Latent-aware Action Streaming

Updated 10 March 2026

Latent-aware Action Streaming is a framework that leverages temporally-consistent latent representations for sequential prediction and control.
The method streams latent features alongside autoregressive models to decouple core action information from high-dimensional observations, ensuring low-latency inference.
It achieves long-horizon consistency and has been applied successfully in human motion stylization, online action understanding, embodied navigation, and policy transfer.
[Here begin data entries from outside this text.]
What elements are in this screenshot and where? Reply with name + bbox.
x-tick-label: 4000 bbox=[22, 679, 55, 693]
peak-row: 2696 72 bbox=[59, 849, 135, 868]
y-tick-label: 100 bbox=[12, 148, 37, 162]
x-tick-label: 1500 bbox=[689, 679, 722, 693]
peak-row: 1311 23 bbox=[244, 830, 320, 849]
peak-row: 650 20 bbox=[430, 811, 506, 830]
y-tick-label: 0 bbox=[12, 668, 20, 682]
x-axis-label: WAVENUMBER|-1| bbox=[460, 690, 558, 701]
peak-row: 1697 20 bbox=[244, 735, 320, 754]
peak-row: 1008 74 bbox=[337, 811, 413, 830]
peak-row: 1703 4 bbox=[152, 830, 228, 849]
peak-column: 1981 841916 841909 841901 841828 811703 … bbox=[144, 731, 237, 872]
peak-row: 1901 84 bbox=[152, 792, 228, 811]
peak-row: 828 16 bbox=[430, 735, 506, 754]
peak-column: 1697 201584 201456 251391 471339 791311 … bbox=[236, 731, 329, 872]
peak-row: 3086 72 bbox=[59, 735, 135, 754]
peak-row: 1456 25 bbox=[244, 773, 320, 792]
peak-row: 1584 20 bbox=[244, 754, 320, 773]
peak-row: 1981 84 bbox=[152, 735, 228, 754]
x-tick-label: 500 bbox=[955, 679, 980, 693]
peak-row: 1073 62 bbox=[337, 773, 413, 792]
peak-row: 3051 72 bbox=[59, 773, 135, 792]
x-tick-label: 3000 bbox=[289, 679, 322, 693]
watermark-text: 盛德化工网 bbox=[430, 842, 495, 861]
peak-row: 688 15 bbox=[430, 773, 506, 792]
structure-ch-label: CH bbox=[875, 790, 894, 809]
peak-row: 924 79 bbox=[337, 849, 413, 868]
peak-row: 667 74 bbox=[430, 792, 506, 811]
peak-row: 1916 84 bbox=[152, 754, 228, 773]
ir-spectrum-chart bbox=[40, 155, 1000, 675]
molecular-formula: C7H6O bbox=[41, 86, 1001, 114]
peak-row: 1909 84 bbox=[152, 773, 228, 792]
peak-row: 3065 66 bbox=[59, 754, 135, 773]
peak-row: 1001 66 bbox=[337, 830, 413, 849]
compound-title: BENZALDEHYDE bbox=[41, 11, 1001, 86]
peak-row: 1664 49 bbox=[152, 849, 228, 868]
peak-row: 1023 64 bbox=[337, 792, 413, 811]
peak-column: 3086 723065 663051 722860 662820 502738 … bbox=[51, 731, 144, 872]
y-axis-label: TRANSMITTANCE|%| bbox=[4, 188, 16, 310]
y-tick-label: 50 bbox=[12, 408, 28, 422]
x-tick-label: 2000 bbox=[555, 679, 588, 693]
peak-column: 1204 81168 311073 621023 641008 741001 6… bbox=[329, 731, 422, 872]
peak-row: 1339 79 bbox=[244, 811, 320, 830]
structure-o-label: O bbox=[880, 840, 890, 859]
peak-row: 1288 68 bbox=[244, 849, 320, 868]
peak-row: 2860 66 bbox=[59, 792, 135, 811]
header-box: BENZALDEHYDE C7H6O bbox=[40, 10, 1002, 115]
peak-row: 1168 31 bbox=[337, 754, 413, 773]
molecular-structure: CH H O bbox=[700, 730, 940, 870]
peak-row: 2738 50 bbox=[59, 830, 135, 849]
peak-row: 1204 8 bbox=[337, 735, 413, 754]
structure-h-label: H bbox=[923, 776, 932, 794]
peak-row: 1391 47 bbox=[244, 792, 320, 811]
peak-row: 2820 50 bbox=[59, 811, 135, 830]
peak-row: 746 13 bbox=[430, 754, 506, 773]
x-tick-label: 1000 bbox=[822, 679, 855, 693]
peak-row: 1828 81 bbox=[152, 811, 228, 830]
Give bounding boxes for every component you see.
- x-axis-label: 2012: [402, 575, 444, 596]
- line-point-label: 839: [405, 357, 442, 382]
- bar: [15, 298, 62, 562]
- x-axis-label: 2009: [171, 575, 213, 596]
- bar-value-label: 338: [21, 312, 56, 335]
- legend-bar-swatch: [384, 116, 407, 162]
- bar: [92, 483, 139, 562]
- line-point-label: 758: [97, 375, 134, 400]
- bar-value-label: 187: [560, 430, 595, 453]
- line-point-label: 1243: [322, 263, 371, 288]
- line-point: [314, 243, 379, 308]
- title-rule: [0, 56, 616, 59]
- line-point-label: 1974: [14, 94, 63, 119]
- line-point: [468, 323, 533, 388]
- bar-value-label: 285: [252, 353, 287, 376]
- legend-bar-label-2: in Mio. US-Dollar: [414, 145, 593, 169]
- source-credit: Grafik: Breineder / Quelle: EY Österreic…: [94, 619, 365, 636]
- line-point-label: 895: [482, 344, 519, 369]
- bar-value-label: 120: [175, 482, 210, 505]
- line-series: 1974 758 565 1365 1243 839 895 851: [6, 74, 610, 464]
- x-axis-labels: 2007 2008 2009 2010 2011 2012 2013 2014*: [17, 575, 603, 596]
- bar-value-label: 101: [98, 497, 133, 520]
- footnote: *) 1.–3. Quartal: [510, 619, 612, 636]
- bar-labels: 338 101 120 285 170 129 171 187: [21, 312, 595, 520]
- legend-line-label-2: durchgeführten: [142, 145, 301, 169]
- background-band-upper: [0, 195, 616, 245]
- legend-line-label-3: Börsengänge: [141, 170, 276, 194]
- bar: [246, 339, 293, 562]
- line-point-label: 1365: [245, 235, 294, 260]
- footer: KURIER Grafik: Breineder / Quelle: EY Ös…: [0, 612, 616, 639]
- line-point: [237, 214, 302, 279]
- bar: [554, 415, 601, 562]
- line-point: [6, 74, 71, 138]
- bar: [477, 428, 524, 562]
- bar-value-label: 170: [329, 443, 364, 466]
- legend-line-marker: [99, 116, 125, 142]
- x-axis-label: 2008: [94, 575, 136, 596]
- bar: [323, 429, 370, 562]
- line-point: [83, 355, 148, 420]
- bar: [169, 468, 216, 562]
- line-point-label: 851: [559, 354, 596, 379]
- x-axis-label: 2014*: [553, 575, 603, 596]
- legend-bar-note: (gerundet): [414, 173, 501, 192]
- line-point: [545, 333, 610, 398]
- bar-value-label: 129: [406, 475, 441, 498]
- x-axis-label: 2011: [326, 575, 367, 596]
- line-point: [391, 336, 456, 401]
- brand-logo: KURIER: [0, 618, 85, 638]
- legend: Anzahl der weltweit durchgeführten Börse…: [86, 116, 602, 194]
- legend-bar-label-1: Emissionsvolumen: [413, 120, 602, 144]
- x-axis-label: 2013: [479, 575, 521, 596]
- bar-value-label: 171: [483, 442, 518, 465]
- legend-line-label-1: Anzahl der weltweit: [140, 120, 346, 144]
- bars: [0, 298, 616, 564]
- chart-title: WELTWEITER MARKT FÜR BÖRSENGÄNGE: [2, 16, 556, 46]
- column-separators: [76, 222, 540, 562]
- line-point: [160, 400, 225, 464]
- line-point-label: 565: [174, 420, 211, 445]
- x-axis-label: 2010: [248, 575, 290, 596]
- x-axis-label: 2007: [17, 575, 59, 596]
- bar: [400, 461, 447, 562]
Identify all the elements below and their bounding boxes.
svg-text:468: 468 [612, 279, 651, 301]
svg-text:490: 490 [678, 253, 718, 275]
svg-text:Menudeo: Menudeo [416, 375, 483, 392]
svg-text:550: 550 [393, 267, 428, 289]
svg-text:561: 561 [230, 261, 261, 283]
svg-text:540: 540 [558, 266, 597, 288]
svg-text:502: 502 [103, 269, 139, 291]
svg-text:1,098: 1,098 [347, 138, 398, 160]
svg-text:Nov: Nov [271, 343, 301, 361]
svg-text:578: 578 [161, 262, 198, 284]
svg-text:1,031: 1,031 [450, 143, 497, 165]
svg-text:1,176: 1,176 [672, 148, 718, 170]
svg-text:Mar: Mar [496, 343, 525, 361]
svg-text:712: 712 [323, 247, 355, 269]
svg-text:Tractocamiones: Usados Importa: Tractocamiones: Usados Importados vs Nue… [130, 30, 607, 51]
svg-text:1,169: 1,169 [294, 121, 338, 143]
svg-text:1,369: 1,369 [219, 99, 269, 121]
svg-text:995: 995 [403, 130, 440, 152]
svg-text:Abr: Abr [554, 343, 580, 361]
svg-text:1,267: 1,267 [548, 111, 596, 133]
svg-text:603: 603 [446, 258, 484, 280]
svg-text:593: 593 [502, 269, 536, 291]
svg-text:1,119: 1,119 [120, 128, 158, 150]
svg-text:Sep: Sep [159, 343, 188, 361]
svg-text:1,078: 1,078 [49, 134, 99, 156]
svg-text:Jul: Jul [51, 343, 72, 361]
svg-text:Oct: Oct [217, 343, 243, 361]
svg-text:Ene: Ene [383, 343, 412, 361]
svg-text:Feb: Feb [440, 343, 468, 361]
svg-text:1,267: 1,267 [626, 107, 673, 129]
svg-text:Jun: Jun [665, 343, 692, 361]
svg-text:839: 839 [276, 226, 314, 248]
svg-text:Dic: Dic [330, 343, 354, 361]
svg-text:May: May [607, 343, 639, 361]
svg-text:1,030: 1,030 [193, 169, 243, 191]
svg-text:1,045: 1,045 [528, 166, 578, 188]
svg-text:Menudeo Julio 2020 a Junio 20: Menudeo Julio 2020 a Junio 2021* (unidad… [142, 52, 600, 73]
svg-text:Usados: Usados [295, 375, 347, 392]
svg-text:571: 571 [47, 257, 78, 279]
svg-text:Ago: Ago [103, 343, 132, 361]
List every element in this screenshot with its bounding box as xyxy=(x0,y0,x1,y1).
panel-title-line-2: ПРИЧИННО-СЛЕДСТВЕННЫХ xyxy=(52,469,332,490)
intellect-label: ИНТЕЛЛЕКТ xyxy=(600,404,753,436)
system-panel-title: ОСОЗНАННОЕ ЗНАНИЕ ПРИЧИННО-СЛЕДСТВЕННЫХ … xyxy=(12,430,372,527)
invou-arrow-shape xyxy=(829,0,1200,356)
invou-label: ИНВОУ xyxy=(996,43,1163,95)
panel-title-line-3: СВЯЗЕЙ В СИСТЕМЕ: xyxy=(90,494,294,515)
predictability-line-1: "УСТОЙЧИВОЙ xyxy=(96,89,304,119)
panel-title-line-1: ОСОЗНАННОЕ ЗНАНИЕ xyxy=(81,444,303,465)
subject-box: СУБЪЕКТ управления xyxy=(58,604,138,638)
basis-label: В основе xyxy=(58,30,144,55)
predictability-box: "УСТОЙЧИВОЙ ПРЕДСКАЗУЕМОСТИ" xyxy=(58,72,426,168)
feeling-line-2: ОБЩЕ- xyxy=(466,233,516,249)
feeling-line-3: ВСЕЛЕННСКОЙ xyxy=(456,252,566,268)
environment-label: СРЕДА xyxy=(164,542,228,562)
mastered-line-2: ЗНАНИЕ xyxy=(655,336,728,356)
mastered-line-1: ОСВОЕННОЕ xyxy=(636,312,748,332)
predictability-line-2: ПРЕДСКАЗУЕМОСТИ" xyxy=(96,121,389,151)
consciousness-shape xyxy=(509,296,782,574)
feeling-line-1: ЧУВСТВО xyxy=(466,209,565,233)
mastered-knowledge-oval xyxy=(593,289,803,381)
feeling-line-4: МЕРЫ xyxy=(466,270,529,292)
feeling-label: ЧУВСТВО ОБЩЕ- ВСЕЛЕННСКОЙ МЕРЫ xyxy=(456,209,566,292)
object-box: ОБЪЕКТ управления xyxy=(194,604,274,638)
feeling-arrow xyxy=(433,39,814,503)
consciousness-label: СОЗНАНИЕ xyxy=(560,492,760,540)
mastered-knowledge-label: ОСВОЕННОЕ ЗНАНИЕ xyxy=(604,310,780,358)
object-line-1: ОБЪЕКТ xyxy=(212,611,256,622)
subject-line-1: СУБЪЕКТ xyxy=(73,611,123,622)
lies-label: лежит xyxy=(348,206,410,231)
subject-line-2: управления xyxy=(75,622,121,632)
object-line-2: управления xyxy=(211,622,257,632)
Latent-aware Action Streaming is a methodological paradigm in sequential prediction and control that structures action or motion generation around compact, temporally-consistent latent representations, processed incrementally to support real-time responsiveness, efficient adaptation, and long-horizon consistency. This approach has emerged as a unifying framework across human motion stylization (Ren et al., 17 Oct 2025), online action understanding (Yang et al., 2024), navigation in embodied vision-language settings (Fan et al., 4 Mar 2026), and world modeling for policy transfer and adaptation (Gao et al., 24 Mar 2025). The key shared insight is to encode action-relevant transitions or contextual cues into a latent space, and to stream these representations—often in tandem with predictive, autoregressive models—so as to decouple core action information from high-dimensional observations while ensuring efficient, low-latency inference and causality.